How many US school shootings have there been in 2018 so far?
Attack on a Florida high school is the eighth shooting to have resulted in death or injury during the first seven weeks of the year
Just seven weeks into 2018, there have been eight shootings at US schools that have resulted in injury or death.
Seventeen people have been confirmed dead in the latest shooting in Parkland, Florida, on Valentine’s Day.
Less than a month ago, a 15-year-old student opened fire at a high school in Kentucky, leaving two students dead and 18 injured. Other incidents have been grave, but on a smaller scale.
In early February, one student in Los Angeles was shot in the head, and another in the arm, when a gun concealed in a fellow student’s backpack went off.

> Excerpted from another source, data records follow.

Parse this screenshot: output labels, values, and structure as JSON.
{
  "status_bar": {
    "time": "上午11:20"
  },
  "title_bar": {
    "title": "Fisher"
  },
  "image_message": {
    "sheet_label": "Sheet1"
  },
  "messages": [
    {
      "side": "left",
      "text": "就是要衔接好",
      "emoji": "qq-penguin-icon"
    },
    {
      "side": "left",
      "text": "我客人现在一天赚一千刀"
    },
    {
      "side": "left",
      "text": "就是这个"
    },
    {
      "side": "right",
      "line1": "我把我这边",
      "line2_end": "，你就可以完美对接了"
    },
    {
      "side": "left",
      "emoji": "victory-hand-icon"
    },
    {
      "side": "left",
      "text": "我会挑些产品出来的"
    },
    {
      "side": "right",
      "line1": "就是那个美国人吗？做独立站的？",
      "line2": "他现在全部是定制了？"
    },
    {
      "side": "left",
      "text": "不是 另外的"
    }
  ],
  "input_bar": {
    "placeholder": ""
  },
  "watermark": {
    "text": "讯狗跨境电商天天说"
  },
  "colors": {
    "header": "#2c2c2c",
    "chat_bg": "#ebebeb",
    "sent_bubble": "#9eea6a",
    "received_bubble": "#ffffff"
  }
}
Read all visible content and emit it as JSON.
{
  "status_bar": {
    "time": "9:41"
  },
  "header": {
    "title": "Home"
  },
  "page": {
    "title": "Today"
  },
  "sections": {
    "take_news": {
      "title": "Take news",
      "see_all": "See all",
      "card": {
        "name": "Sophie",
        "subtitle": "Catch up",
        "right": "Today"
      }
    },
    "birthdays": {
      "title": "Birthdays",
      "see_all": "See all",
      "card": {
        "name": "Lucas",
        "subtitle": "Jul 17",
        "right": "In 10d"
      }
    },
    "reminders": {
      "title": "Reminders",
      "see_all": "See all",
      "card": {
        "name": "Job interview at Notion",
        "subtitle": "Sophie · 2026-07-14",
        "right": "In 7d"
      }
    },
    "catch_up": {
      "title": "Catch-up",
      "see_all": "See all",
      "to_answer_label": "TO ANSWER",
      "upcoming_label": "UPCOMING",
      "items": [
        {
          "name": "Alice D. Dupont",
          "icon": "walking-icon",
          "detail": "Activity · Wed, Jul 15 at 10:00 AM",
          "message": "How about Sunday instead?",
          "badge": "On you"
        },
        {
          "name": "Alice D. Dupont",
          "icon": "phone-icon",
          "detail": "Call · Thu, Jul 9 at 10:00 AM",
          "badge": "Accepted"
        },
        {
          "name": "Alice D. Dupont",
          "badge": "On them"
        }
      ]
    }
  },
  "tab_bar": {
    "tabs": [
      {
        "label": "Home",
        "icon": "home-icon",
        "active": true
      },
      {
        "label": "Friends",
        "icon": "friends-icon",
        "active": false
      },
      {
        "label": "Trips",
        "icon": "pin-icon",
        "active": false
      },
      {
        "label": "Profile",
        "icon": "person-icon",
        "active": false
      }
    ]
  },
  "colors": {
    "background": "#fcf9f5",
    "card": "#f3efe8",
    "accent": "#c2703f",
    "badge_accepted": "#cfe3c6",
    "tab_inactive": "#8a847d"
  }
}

The congressman Bill Nelson, a Democrat of Florida, said on Wednesday afternoon: “Are we coming to expect these mass shootings to be routine? And then after every one we say ‘enough is enough’ and then it continues to happen?”
Congress has refused to tighten restrictions on gun ownership, even after 20 children and six educators were massacred in 2012 in Sandy Hook elementary school in Connecticut.
“We’re lessening the threshold of how crazy someone needs to be to commit a mass shooting,” Austin Eubanks, who survived the 1999 shooting at Columbine high school, told the Guardian last fall.
He was speaking in the wake of catastrophic Las Vegas shooting, where a depressed man took up position high up in a hotel, with a large arsenal of guns and ammunition, and sprayed bullets upon a music concert audience, killing 58 and injuring more than 800. Eubanks said he had watched an increasing pace of mass shootings across the US, in schools and elsewhere, with fear and anxiety.
The fifth anniversary of the Sandy Hook elementary school shooting last December passed in subdued fashion, with congressional Republicans refusing to pass new gun control laws and instead pushing for a law that would weaken gun restrictions nationwide and make it easier to carry a concealed weapon across state lines. Donald Trump won the White House campaigning on a promise to support the National Rifle Association (NRA), the influential gun rights group, and oppose any limits to Americans’ right to own guns.